A Homeless Man Peed in My Car Last Night

As I exited a bar in Pasadena, a handicapped homeless man approached me for help. He said he was sick and needed money for a place to stay the night. He sure picked the right mark because not only has my white guilt been working in overdrive lately, I made a promise to myself to start seeing homeless people as people recently and hadn't had a chance to put that into practice yet.

You can do only so much research about the criminalization of the homeless before you try to adjust your attitude. We're trained to look at society's least fortunate citizens as "lesser." I can't remember the last time I went to a comedy show where a homeless man wasn't the butt of someone's joke. (Heck, I keep contemplating leaving out the word "homeless" of this post's title, but I also know it'll be pivotal in convincing people to read… a homeless man was IN your car?) We purposely try not to see the humanity in homeless people because it is too awful to see a human suffering in that manner.
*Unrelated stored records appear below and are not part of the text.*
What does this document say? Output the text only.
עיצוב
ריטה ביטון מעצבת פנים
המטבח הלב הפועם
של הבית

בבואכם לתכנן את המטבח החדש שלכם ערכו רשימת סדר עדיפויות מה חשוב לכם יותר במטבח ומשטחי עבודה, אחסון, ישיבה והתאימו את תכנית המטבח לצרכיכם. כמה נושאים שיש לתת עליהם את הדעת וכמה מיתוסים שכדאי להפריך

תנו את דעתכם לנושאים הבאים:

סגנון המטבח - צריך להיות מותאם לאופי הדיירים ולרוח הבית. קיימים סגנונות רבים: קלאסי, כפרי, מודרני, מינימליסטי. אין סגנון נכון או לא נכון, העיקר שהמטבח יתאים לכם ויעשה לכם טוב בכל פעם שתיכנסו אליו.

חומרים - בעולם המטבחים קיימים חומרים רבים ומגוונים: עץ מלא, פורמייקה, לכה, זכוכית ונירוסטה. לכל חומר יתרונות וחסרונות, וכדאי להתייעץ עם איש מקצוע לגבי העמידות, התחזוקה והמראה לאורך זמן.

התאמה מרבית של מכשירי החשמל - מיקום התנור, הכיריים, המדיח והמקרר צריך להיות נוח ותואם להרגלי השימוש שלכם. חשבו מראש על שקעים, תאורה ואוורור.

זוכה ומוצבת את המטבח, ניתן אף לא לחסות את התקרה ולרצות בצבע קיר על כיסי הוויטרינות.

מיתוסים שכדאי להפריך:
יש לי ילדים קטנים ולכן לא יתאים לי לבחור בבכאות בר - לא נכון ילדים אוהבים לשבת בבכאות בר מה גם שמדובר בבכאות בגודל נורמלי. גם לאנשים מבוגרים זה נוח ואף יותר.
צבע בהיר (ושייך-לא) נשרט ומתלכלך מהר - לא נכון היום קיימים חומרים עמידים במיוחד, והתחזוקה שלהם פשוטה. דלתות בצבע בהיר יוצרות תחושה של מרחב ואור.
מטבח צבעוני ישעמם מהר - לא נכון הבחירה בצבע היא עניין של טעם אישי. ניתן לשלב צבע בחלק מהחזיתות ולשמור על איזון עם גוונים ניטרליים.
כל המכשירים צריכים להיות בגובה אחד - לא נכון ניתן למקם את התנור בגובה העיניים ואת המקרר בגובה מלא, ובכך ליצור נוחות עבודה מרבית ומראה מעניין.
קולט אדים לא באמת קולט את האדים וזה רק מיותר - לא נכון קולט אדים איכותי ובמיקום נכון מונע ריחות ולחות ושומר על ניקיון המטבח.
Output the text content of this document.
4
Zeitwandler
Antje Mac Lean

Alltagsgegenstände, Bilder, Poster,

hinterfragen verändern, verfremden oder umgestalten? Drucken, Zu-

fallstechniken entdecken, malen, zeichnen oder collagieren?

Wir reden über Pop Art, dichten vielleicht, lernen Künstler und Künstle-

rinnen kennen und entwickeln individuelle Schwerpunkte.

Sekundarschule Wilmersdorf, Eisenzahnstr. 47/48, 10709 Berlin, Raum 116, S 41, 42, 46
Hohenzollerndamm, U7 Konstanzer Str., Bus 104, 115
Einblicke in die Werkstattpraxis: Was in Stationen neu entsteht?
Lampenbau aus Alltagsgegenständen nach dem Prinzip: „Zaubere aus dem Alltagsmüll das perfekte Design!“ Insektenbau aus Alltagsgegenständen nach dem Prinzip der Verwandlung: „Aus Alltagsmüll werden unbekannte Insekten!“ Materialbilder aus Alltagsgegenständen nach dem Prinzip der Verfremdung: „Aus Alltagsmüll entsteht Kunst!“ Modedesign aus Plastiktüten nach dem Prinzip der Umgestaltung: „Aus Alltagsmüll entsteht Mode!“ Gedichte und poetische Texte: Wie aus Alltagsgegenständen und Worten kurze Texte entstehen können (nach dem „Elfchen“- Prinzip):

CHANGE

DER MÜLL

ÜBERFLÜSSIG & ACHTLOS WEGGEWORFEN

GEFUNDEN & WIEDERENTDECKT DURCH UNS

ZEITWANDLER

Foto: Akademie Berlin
While I don't have the resources to help all of them, I do have the compassion to assist more such people in need rather than my using my standby inclination of avoiding eye contact and saying sorry to all of them. I knew I had exactly three dollars in my wallet, so I opened it and gave it all to him. He saw that I literally emptied my wallet and still asked for more. "There's an ATM over there," he told me. "I need $20 to stay overnight at the Y." My rent comes to just under $20 a day, so that seemed a little steep, and I informed him I would not be giving him any more money.

"Don't be scared of me, I need help," he begged. He then asked me if I could drop him off at a shelter a few blocks down the road. It seemed walkable, but admittedly not for a man who was hobbling slowly on a cane. I was conflicted as to whether I should let a stranger into my car, but I agreed. As we very slowly hobbled toward my parked car, he told me that he was dying from prostate cancer. That, until recently, he had been in jail for twelve years and didn't want to be released because at least they took care of him. Sadly, a desire/need to stay in prison for free health care/food/lodging is not uncommon and such a despicable commentary about our country. He was having trouble moving and I had parked far away, so I finally offered to come back for him. He didn't believe I would actually come back for him, so I looked him in the eye and shook his hand promising to give him the ride.

I shook his hand not only to reassure him, but to reassure myself. I'd be lying if I said I didn't consider getting in my car and driving away. That would be the easier thing to do. That would be the safer thing to do. But what I saw in this man was someone who needed someone to acknowledge and help him, so I came back for him. I can't promise if he were a younger, able-bodied man that I would have done the same. Knowing he didn't have the strength to physically overpower me certainly made it easier to let him in my car.

As we rode, he kept repeating that he wasn't going to rob me. I wasn't that concerned about that previously because he already knew I didn't have any more money, but the fact that he was bringing it up made me worry. Like, stop trying to make me nervous, dude. "If I thought you were going to rob me, I wouldn't let you in my car," I told him. He started talking about how the world is scared of black people. And now gay people, too! "Yeah, society's pretty fucked up," I told him matter-of-factly. He liked that.

Although we weren't in the car more than a few minutes, he managed to urinate himself during the short trip. He started crying out of embarrassment, explaining he couldn't control it because of the cancer. I started tear up, too, but I didn't let him see that. We soon arrived, and as he struggled out of my car, he thanked me. "I know you were scared, I know you ain't never had a negro in your car before, but you're a good person." None of those three statements were entirely true, but I wished him well.

Driving off is when my tears really kicked in. I wasn't crying because he peed his pants in my car or because no good deed goes unpunished. I cried because of LIFE, man. The world and reality became were far too intense, and I felt overwhelmed and confused. I left a dying, destitute man no better than I found him... I just moved him a mile closer to temporarily relief.

I know that a lot of my friends and family are going to say I never should have put myself in that situation. I don't know that I did the right thing, but I'm tired of doing nothing.


melinda. said...

So I can't vouch with certainty about the first two things the man said to you but I do know that the last is true, you are definitely a good person, KVM.

Susan said...

I think it was kind-hearted of you to give him a ride. I wouldn't have advised you against it (although I would tell Alison not to, because it's dangerous for any woman to give a strange man a ride. Life sucks that way).

sister said...

scary! but nice of you. did you get your seat cleaned professionally yet?